Gabriel Perrone

Personal information
- Full name: Gabriel Gustavo Perrone
- Date of birth: 1965 (age 60–61)
- Place of birth: Buenos Aires, Argentina
- Position: Central defender

Senior career*
- Years: Team / Apps / (Gls)
- 1986–1988: River Plate / 13 / (0)
- 1988–1990: Ferro Carril Oeste / 28 / (0)
- 1990–?: Atlanta / 1 / (0)
- CD FAS

Managerial career
- 0000–1999: Gimnasia La Plata (assistant)
- 1999–2000: Real Betis (assistant)
- 2000–2001: Gimnasia La Plata (assistant)
- 2002: Unión Santa Fe (assistant)
- 2003–2004: Gimnasia La Plata (assistant)
- 2006–2007: Olmedo
- 2008: Deportivo Cuenca
- 2008–2009: Emelec
- 2010–2011: Manta FC
- 2011–2012: Rangers
- 2012–2013: San Martín de San Juan
- 2014: Olmedo
- 2014–2015: All Boys
- 2017: River Plate Ecuador
- 2017: Guayaquil City

= Gabriel Perrone =

Argentine footballer and coach

Gabriel Gustavo Perrone (born 1965 in Buenos Aires) is a retired Argentine footballer who currently works as a coach.

== Playing career ==

As a player, Perrone played as a central defender, and he started his career playing for Argentine giants River Plate, where he played for two seasons from 1986 to 1988. Then he was transferred to Ferro Carril Oeste, where he stayed for another couple of seasons. He did not have great success as a player his career was ended by a Cruciate ligament injury after playing in the lower leagues with Atlanta and CD FAS of El Salvador.

== Coaching career ==

Perrone started his work as a football coach as the assistant manager to Carlos Griguol and then Daniel Bertoni for a number of top division teams in Argentina such as Gimnasia y Esgrima de La Plata and River Plate.

Perrone took the step up to first team coaching in Ecuador, managing with relative success teams like Olmedo and Deportivo Cuenca. In the city of Riobamba coaching a very modest Olmedo he finished fourth at the end of the 2006 season, he was then hired by Deportivo Cuenca for the next two seasons. In Cuenca he managed to make his team a contender for the title and to qualify for the 2008 Copa Libertadores. In the 2008 season he was having a pretty good year, qualifying early to the final stages of the Ecuadorian championship, but the club's financial problems were unsustainable, and he resigned as its manager. Soon after he left, many of his players followed him. It is said that when he left, the club owed him hundreds of thousands of dollars in unpaid salary.

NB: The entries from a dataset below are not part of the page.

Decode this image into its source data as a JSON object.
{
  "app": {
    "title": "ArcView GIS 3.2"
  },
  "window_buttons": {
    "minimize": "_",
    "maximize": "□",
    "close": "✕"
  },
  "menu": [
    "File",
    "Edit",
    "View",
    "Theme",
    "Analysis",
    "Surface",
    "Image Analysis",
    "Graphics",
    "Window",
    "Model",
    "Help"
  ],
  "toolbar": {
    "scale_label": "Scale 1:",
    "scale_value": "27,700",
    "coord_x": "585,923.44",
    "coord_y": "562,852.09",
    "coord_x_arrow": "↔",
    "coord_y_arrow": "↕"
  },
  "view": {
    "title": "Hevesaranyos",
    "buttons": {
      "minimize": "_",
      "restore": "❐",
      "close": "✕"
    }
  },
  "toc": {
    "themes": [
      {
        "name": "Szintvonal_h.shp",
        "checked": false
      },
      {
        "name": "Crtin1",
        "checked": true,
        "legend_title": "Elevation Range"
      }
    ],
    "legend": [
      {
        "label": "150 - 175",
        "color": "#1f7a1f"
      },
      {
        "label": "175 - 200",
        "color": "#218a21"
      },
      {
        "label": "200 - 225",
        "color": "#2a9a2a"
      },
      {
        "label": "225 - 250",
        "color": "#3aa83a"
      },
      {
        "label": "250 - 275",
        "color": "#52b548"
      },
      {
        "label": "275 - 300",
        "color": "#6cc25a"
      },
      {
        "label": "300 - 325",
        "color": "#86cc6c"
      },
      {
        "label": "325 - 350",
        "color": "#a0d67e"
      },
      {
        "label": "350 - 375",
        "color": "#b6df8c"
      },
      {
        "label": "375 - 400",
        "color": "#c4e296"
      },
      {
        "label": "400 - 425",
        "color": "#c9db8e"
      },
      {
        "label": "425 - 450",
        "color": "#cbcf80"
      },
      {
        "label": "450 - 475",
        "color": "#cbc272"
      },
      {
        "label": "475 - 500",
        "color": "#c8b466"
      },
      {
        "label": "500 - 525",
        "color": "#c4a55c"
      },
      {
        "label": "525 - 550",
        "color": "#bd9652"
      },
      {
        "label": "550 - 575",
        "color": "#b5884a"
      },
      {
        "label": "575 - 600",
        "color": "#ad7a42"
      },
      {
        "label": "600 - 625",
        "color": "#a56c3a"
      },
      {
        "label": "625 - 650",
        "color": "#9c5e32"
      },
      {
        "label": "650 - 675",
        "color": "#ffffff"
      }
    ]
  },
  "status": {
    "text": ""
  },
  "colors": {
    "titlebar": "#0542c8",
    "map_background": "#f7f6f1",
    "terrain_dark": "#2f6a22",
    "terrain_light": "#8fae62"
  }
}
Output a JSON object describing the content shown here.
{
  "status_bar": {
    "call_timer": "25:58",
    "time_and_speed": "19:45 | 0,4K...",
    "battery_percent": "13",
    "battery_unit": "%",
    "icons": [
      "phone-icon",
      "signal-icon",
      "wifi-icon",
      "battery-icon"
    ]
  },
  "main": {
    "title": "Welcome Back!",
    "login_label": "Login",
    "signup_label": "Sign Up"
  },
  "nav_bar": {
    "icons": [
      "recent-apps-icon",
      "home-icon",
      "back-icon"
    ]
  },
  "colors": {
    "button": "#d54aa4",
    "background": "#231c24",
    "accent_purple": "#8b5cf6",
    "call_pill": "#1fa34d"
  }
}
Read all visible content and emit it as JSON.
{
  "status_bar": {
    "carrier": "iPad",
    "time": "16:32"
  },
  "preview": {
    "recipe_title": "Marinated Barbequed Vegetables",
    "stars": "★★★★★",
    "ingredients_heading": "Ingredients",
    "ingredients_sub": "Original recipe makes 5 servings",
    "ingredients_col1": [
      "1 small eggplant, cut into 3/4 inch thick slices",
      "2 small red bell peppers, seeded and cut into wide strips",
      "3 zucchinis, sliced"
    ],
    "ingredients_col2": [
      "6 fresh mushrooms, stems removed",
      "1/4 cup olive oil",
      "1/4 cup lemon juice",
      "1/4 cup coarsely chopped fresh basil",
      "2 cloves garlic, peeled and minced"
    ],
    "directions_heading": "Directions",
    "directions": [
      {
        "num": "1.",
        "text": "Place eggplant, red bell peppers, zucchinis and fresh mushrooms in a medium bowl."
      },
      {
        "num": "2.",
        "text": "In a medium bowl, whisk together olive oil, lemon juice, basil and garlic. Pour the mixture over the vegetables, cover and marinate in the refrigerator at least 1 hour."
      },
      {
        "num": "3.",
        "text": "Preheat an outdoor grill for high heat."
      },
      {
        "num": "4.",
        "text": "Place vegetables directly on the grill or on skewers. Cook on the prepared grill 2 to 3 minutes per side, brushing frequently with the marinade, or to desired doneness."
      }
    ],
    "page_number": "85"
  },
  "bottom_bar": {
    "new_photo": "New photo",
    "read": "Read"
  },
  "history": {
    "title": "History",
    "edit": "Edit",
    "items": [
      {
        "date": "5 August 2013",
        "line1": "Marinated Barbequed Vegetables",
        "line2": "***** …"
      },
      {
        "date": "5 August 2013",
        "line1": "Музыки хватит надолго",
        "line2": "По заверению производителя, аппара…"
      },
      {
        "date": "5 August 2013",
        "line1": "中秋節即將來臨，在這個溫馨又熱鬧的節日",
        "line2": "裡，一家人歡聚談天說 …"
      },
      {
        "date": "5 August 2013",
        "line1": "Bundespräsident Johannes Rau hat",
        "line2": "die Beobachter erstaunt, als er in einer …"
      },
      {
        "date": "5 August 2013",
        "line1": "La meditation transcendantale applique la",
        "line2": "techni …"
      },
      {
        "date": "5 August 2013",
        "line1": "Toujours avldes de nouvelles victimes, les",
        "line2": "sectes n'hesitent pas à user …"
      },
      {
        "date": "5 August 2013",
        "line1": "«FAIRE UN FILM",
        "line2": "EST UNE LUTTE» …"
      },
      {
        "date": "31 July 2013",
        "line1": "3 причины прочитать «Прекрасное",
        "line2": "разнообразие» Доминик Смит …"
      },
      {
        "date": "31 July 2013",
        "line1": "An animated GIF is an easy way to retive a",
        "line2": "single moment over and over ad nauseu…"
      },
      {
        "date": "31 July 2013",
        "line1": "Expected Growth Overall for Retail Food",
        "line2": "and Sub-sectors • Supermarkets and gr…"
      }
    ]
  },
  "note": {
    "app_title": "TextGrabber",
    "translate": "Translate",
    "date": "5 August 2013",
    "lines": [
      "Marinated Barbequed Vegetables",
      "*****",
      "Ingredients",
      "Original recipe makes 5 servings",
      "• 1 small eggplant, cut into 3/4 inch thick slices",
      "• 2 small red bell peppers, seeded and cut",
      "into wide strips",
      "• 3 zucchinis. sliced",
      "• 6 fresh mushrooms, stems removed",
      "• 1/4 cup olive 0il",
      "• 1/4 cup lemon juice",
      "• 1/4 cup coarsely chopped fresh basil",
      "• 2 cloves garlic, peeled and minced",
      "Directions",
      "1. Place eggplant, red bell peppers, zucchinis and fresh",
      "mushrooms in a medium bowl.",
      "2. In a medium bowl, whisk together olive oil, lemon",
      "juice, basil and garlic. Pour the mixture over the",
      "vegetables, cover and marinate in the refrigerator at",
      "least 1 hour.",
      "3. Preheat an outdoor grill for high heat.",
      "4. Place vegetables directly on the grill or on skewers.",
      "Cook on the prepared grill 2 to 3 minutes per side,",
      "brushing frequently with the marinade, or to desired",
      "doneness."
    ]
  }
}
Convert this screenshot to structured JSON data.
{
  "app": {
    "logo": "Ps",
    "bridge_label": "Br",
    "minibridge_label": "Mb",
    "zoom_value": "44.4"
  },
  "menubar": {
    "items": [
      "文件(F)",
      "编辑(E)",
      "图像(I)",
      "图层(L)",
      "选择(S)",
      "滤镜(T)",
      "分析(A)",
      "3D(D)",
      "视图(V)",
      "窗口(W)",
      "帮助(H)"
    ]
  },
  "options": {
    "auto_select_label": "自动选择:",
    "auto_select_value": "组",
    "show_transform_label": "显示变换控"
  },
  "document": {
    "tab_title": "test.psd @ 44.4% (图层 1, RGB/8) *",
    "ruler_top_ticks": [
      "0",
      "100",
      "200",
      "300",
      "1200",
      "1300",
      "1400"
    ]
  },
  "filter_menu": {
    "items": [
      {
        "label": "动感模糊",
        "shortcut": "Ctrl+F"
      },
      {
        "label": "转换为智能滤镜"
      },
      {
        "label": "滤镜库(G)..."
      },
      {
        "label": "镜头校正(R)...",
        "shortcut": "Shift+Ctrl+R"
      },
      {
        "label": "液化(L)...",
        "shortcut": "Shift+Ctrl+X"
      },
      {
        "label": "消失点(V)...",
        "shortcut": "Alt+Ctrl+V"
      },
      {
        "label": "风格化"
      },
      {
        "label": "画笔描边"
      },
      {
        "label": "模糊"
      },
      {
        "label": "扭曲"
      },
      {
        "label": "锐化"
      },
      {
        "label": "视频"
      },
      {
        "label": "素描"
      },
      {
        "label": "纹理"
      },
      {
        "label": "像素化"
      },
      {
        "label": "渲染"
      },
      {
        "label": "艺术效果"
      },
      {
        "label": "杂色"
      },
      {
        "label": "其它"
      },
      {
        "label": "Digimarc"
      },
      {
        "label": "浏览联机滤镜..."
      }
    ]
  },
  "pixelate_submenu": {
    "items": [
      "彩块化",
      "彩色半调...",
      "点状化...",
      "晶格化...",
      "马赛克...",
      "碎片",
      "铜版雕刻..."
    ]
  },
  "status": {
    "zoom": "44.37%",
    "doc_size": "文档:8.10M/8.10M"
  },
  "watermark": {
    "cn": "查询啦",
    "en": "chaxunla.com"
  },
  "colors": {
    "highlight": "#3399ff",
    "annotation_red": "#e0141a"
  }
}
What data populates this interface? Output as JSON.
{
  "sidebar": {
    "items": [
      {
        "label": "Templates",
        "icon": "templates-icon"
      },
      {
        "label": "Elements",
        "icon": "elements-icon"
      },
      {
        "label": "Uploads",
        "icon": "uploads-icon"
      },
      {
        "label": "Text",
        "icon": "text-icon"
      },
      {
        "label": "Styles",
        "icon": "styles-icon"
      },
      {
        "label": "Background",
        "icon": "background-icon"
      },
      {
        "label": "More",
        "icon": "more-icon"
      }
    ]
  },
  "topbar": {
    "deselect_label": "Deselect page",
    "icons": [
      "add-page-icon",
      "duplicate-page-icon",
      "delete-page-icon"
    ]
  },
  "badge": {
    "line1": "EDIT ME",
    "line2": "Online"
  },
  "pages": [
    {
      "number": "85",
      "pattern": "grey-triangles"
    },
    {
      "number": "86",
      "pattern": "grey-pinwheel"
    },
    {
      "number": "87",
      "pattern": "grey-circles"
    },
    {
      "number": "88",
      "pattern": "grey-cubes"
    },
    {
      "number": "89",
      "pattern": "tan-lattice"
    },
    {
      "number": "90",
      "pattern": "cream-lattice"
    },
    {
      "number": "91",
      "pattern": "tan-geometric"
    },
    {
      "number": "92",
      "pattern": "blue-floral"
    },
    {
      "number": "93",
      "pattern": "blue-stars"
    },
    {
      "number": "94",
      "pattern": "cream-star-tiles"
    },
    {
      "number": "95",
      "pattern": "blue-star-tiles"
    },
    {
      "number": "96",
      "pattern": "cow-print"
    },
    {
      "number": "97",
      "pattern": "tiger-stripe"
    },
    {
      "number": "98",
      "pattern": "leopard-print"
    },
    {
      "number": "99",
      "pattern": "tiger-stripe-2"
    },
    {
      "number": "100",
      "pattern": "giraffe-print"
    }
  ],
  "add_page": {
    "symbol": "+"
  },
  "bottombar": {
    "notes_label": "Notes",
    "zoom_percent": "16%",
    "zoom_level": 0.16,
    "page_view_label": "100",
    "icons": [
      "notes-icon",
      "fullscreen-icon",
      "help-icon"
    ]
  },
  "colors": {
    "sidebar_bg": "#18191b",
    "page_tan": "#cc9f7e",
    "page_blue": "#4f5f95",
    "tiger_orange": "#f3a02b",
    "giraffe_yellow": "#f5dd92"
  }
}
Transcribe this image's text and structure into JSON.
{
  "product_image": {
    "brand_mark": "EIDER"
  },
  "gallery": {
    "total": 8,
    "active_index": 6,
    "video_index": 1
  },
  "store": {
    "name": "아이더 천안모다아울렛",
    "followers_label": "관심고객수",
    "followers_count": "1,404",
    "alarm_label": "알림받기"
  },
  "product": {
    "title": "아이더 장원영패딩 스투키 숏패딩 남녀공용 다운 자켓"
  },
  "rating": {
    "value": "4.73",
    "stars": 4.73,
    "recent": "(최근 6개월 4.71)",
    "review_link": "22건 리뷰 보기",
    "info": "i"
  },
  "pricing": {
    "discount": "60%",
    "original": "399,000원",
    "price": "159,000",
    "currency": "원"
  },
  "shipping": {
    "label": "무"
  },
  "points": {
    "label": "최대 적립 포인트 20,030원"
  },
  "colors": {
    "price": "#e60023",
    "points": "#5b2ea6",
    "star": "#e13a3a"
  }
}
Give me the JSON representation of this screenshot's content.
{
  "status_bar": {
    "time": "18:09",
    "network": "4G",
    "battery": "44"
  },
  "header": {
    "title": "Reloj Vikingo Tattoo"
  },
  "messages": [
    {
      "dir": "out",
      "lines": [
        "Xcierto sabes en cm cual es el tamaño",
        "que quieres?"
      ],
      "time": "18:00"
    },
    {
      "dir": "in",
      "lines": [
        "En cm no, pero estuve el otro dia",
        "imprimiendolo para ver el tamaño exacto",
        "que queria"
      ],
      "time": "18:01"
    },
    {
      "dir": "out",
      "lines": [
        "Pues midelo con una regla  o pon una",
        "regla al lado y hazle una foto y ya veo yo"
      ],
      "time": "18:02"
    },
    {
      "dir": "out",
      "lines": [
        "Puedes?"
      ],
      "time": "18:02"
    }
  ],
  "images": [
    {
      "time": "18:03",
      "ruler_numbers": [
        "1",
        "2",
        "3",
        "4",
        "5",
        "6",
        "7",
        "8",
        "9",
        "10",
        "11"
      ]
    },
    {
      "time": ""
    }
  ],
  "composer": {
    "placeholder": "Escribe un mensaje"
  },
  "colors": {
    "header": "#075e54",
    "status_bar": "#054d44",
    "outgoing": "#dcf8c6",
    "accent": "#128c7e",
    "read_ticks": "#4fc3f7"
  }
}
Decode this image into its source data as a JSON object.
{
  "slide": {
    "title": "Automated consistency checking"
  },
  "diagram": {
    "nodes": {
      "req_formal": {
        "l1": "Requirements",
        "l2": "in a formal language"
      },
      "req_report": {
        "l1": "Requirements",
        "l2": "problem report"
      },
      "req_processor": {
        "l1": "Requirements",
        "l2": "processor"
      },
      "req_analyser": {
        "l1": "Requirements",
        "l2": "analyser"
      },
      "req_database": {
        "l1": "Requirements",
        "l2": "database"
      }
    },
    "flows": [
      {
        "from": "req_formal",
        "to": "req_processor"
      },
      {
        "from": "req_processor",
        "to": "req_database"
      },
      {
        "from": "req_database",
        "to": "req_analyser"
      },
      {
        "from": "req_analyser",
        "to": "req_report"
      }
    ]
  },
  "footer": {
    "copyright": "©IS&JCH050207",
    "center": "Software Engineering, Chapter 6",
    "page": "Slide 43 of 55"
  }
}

Soon after he left Deportivo Cuenca, he initiated negotiations with Ecuadorian giants Emelec. Rumours were quickly dispelled, and the club announced Perrone as its new coach for the next two seasons. Along with Perrone Emelec hired many of Deportivo Cuenca's best players like Javier Klimowicz, Marcelo Fleitas, Polo Wila, and Mariano Mina.

Perrone's teams are usually organized and conservative, taking few risks in defence and being effective in attack. He is also very famous in Ecuador for hiring mostly unknown players who end up playing well.

Before Ecuador's National Team officialized Sixto Vizuete as its head coach, the Ecuadorian press considered Perrone as the first candidate to take that job.

In 2011 Perrone became the coach of Rangers of Talca, a team which was playing in the Second Division of Chile, getting second place in the championship, and then going up to the First Division of Chile since 2012.

In 2014, he returned to Olmedo. In December of the same year, he returned to Argentina and signed with All Boys.

In 2017, Perrone led River Plate Ecuador, later known as Guayaquil City.

== Personal life ==

Perrone is married to one of the daughters of famous Argentine coach Carlos Griguol. He acted as a mentor for Perrone's coaching career and has even visited Perrone during some of his spells as coach in many of his teams.

In January 2008, he had to be taken to a hospital for severe chest pains caused by stress. He stayed in the hospital in Cuenca for a couple of days after a cardiac problem was ruled out.